Selain itu, ada unsur lain yang lebih berbahaya karena jumlahnya sangat banyak dan wujudnya sangat halus, yakni partikulan logam berat. Ukuran partikel itu dari 2,5 hingga 0,1 mikron, seperti krom (Cr), kadmium (Cd), dan nikel (Ni).

 

Idealnya sesuai ambang batas kelaikan udara, jumlah partikel logam karsinogenik sebanyak 65 mikrogram per meter kubik.
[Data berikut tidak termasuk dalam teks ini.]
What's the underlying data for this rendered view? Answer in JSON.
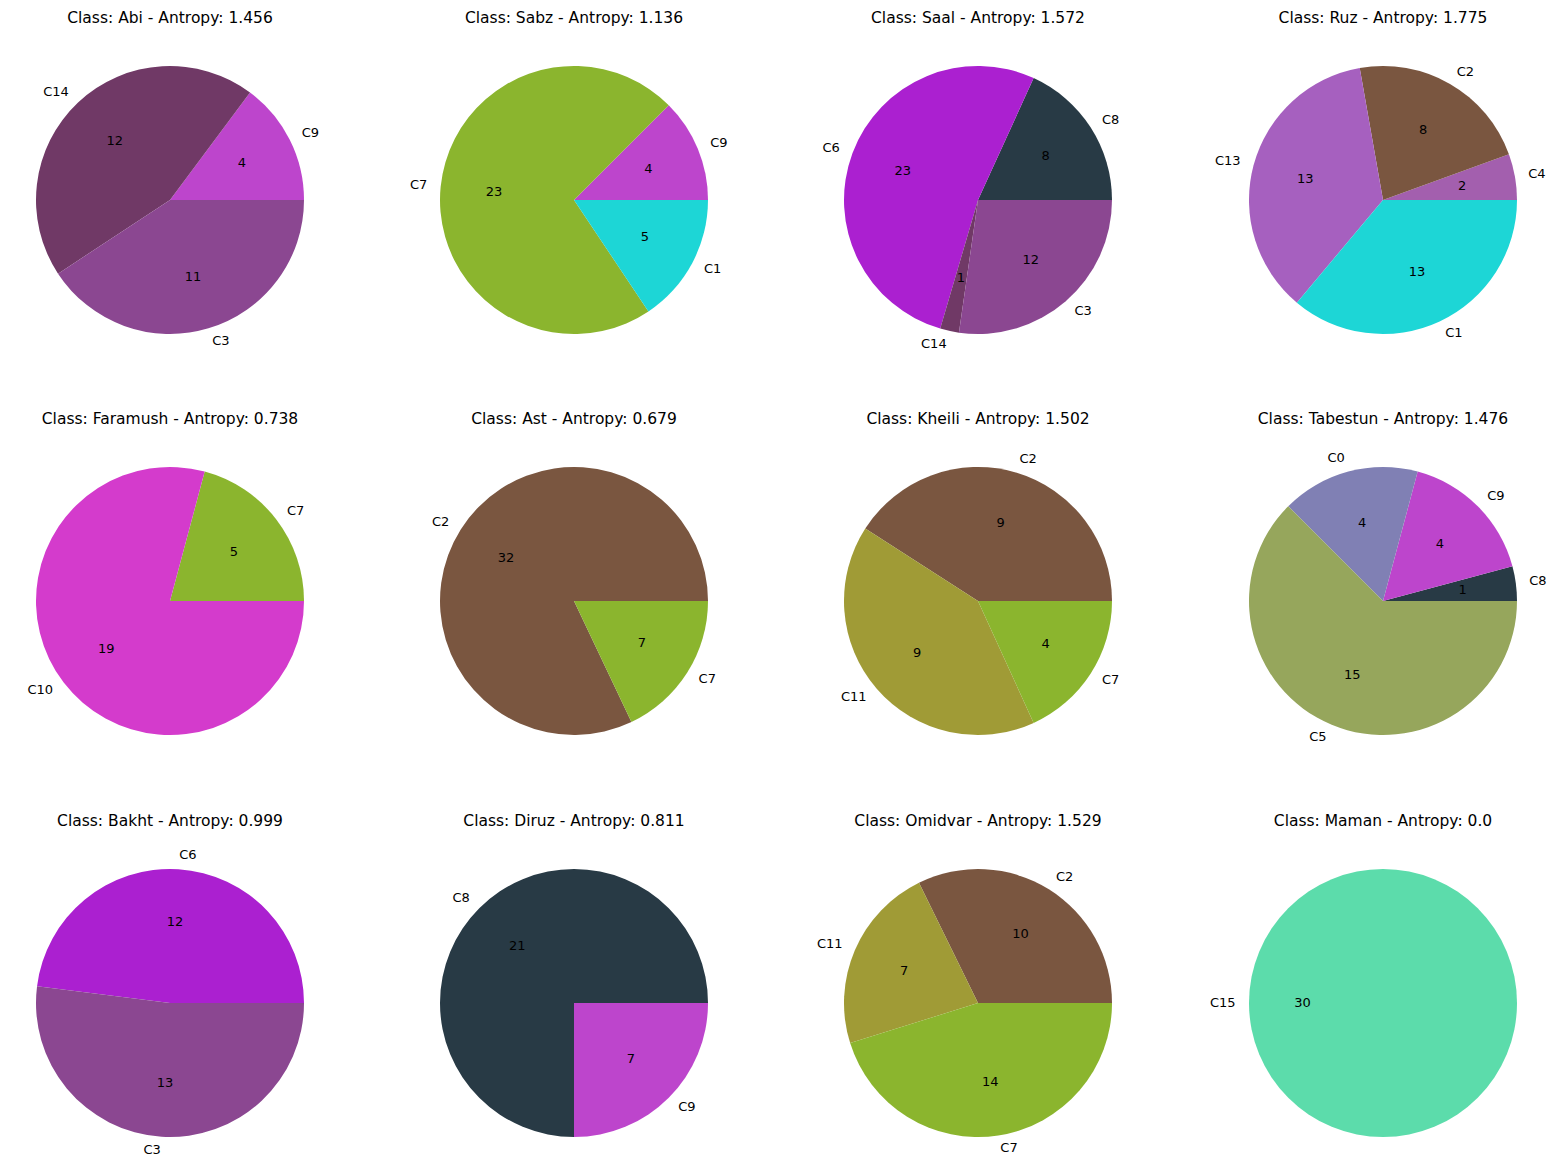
{
  "chart_data": [
    {
      "type": "pie",
      "title": "Class: Abi - Antropy: 1.456",
      "categories": [
        "C9",
        "C14",
        "C3"
      ],
      "values": [
        4,
        12,
        11
      ],
      "colors": [
        "#bd45cc",
        "#703966",
        "#8b4791"
      ],
      "data_labels": true
    },
    {
      "type": "pie",
      "title": "Class: Sabz - Antropy: 1.136",
      "categories": [
        "C9",
        "C7",
        "C1"
      ],
      "values": [
        4,
        23,
        5
      ],
      "colors": [
        "#bd45cc",
        "#8bb52e",
        "#1dd6d6"
      ],
      "data_labels": true
    },
    {
      "type": "pie",
      "title": "Class: Saal - Antropy: 1.572",
      "categories": [
        "C8",
        "C6",
        "C14",
        "C3"
      ],
      "values": [
        8,
        23,
        1,
        12
      ],
      "colors": [
        "#283a45",
        "#ab20d0",
        "#703966",
        "#8b4791"
      ],
      "data_labels": true
    },
    {
      "type": "pie",
      "title": "Class: Ruz - Antropy: 1.775",
      "categories": [
        "C4",
        "C2",
        "C13",
        "C1"
      ],
      "values": [
        2,
        8,
        13,
        13
      ],
      "colors": [
        "#a35fae",
        "#7a5640",
        "#a660bf",
        "#1dd6d6"
      ],
      "data_labels": true
    },
    {
      "type": "pie",
      "title": "Class: Faramush - Antropy: 0.738",
      "categories": [
        "C7",
        "C10"
      ],
      "values": [
        5,
        19
      ],
      "colors": [
        "#8bb52e",
        "#d43bcc"
      ],
      "data_labels": true
    },
    {
      "type": "pie",
      "title": "Class: Ast - Antropy: 0.679",
      "categories": [
        "C2",
        "C7"
      ],
      "values": [
        32,
        7
      ],
      "colors": [
        "#7a5640",
        "#8bb52e"
      ],
      "data_labels": true
    },
    {
      "type": "pie",
      "title": "Class: Kheili - Antropy: 1.502",
      "categories": [
        "C2",
        "C11",
        "C7"
      ],
      "values": [
        9,
        9,
        4
      ],
      "colors": [
        "#7a5640",
        "#a09b36",
        "#8bb52e"
      ],
      "data_labels": true
    },
    {
      "type": "pie",
      "title": "Class: Tabestun - Antropy: 1.476",
      "categories": [
        "C8",
        "C9",
        "C0",
        "C5"
      ],
      "values": [
        1,
        4,
        4,
        15
      ],
      "colors": [
        "#283a45",
        "#bd45cc",
        "#8080b4",
        "#96a65c"
      ],
      "data_labels": true
    },
    {
      "type": "pie",
      "title": "Class: Bakht - Antropy: 0.999",
      "categories": [
        "C6",
        "C3"
      ],
      "values": [
        12,
        13
      ],
      "colors": [
        "#ab20d0",
        "#8b4791"
      ],
      "data_labels": true
    },
    {
      "type": "pie",
      "title": "Class: Diruz - Antropy: 0.811",
      "categories": [
        "C8",
        "C9"
      ],
      "values": [
        21,
        7
      ],
      "colors": [
        "#283a45",
        "#bd45cc"
      ],
      "data_labels": true
    },
    {
      "type": "pie",
      "title": "Class: Omidvar - Antropy: 1.529",
      "categories": [
        "C2",
        "C11",
        "C7"
      ],
      "values": [
        10,
        7,
        14
      ],
      "colors": [
        "#7a5640",
        "#a09b36",
        "#8bb52e"
      ],
      "data_labels": true
    },
    {
      "type": "pie",
      "title": "Class: Maman - Antropy: 0.0",
      "categories": [
        "C15"
      ],
      "values": [
        30
      ],
      "colors": [
        "#5cdcab"
      ],
      "data_labels": true
    }
  ]
}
Di daerah yang terpapar asap kebakaran hutan, jumlahnya melampaui batas standar kesehatan dunia (WHO). "Rata-rata kandungan partikel beracunnya 7.000, paling tinggi hingga 12.000 mikrogram per meter kubik," ujarnya. (LIHAT: Posko Kesehatan di Riau Dinilai Baik)

 

Akibat tingginya kandungan zat beracun di Sumatera dan Kalimantan itu, kata Puji, warga menderita sesak nafas, infeksi saluran pernafasan akut, hingga bayi meninggal. "Bayi itu sangat rentan terkena udara kotor karena sistem pernafasannya belum sempurna, selain riwayat kesehatan orang tuanya," ujar dia.

 

Jangka panjangnya dalam 5 tahun atau lebih, zat beracun tersebut memunculkan ancaman warga terkena kanker seperti paru-paru. "Potensinya 5 dari 1.000 orang terkena kanker, paling tidak paru-paru karena zat beracun masuk ke sana dulu," kata dia. Itu baru dari unsur logam berat, belum dari unsur senyawa organik karbon yang kadarnya 80 persen di udara berasap kebakaran hutan. (KLIK: Suka Makan Sosis dan Hotdog? Makanan Ini Pemicu Kanker)

 

Masker biasa yang umum dipakai warga, kata Puji, bisa mengurangi efek gas beracun seperti karbon monoksida dan karbon dioksida. Namun untuk mencegah masuknya partikel logam yang halus, perlu masker khusus. "Penyaringnya harus ukuran submikron atau bahkan nanometer agar tidak masuk ke paru-paru," ujarnya. Partikel itu ketika diperbesar gambarnya seperti pecahan logam yang bisa melukai organ tubuh.